If you build drones, robots, or anything radio-savvy, you know the quiet hero is the link itself. This particular Tx/Rx Module is positioned as a spoofing-capable unit: it provides communication protocols, supports self-developed system design, and ships with full stack system solutions. Coming out of Longgang District, Shenzhen, it’s very much in the “engineer’s engineer” category—pragmatic, configurable, field-tested. And yes, I’ve seen it pop up in labs where timelines are… let’s say unforgiving.
Three converging trends shape demand: higher spectral efficiency, resilient links under interference, and configurability for custom stacks. In fact, many customers say they need “protocol agility” more than raw power. Regulatory compliance is tightening too—ETSI/FCC on emissions, IEC/MIL for EMC and ruggedization—so vendors who can iterate firmware and prove test data win mindshare.

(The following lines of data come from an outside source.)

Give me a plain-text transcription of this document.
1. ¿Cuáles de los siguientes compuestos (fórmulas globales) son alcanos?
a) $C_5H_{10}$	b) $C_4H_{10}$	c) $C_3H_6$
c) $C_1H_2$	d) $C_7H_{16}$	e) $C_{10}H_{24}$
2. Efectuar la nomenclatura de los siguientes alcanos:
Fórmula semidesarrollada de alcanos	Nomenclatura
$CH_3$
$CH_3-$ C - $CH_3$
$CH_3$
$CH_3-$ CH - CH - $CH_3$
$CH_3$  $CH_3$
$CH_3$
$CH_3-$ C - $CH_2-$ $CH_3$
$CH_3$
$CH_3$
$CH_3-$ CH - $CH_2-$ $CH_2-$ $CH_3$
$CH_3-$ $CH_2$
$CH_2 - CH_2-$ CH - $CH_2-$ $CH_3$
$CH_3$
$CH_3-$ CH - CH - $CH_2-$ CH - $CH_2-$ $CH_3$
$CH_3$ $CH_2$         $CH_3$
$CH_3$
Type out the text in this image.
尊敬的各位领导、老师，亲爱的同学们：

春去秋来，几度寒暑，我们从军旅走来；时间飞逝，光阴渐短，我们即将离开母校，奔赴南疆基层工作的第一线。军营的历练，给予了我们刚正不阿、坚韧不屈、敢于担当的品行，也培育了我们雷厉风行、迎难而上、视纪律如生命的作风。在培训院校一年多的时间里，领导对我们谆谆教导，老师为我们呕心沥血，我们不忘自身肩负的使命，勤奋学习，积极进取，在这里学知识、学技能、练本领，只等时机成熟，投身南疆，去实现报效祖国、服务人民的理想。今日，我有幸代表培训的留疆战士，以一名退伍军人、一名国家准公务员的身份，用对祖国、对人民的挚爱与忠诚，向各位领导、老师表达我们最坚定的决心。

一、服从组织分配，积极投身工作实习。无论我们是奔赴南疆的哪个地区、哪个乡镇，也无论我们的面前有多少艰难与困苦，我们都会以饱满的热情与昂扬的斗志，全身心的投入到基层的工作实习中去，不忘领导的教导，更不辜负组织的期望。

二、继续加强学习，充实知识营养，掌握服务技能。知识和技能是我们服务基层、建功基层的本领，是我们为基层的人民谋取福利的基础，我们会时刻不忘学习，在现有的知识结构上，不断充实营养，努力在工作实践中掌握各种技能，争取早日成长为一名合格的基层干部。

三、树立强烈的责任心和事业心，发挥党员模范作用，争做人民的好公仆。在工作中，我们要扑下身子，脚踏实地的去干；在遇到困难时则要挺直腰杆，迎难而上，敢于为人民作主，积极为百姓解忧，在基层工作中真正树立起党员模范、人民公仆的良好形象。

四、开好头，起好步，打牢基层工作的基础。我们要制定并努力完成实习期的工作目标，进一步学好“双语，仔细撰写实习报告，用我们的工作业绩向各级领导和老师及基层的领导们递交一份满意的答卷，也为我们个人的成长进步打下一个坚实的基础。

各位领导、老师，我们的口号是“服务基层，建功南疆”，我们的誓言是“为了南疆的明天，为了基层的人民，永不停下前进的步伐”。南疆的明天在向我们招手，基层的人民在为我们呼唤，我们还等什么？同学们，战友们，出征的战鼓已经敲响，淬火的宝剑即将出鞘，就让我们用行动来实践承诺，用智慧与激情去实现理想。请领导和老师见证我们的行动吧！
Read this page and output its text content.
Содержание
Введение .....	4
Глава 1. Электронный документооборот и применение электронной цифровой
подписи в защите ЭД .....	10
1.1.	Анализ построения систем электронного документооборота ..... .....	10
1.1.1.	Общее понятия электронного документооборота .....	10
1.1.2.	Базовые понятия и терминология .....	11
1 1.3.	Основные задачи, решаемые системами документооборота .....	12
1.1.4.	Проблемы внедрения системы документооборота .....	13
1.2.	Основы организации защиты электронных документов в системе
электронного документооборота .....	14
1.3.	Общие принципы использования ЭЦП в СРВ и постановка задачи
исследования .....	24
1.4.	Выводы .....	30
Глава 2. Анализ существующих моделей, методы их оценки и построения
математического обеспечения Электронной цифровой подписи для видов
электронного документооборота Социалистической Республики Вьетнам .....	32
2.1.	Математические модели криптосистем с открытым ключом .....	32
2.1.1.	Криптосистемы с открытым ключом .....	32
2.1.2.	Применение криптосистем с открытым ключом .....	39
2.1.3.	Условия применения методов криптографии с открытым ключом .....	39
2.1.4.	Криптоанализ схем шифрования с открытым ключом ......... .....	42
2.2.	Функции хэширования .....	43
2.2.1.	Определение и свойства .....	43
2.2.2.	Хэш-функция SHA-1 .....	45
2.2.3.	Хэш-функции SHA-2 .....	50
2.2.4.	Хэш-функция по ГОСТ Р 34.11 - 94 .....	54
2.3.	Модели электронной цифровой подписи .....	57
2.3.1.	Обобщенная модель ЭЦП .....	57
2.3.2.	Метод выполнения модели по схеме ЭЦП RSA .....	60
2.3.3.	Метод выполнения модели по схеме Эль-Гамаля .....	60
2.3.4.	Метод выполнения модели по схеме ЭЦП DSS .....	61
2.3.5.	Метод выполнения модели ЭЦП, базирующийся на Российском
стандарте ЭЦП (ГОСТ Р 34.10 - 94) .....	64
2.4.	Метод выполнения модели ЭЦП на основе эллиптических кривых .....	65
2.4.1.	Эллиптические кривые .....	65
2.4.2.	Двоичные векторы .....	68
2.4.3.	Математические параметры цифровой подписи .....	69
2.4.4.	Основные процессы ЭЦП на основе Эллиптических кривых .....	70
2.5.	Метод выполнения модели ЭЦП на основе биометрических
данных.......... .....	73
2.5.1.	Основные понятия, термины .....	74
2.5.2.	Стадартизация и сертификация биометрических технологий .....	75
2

| Frequency Range | 300 MHz–6 GHz (configurable bands) |
| Modulation | OFDM, FSK, QPSK; custom waveforms on request |
| Channel Bandwidth | 1–20 MHz (≈, region-dependent) |
| TX Power | Up to 30 dBm (real-world use may vary) |
| RX Sensitivity | ≈ -100 dBm @ 1% PER |
| Latency | ≈ 8–20 ms one-way (profile dependent) |
| Interfaces | SPI, UART, Ethernet; API/SDK for protocol access |
| Voltage / Power | 5–12 VDC; 1.5–6 W typical |
| Operating Temp | -20°C to +70°C (extended on request) |
| Form Factor | Compact board module; u.FL/SMA options |
Materials: RF front-end with LNA and PA (GaAs/GaN as needed), high-stability TCXO, mixed FR-4/Rogers stack-up for controlled impedance, conformal coating optional.
Methods: automated SMT, reflow per IPC-A-610, RF calibration with vector network analysis, firmware provisioning with signed images.
Testing standards: pre-scan per FCC Part 15/ETSI EN 300 328, EMC checks against IEC 61000-4-x, environmental stress screening referencing MIL-STD-810H/IEC 60068 (vibration, thermal cycle).
Service life: MTBF ≈ 50,000–80,000 hours (model-based; environment matters).
Advantages I keep hearing about: flexible APIs, quick firmware tweaks, and realistic throughput under congestion. One lab shared packet success rate ≈ 99.3% at 1 km LOS, BER
| Vendor | Bands | Latency | Encryption | SDK | Lead Time | Origin |
|---|---|---|---|---|---|---|
| Drone-System Tx/Rx Module | 300 MHz–6 GHz | ≈ 8–20 ms | AES-128/256 (profile-based) | Full API, custom protocol hooks | 2–4 weeks typical | Shenzhen |
| Vendor A | Sub-1 GHz | ≈ 20–35 ms | Basic | Limited | 6–8 weeks | EU |
| Vendor B | 2.4/5 GHz | ≈ 10–25 ms | Advanced | Moderate | 4–6 weeks | US |
Custom bands, power profiles, and protocol “personas” are on the table. To be honest, that’s the hook: you can align the Tx/Rx Module to your stack without rewriting your entire control layer. Integrators told me the vendor’s firmware team turns around special builds faster than expected.
Pre-compliance tested against FCC Part 15 and ETSI EN 300 328; EMC checks per IEC 61000-4-3; environmental per MIL-STD-810H methods (vibe/thermal). CE, RoHS, and REACH documentation available on request. Always validate final end-product certification—modules help, but the enclosure and antennas change the picture.
References: [1] FCC Part 15; [2] ETSI EN 300 328; [3] IEC 61000-4-3; [4] MIL-STD-810H; [5] IPC-A-610.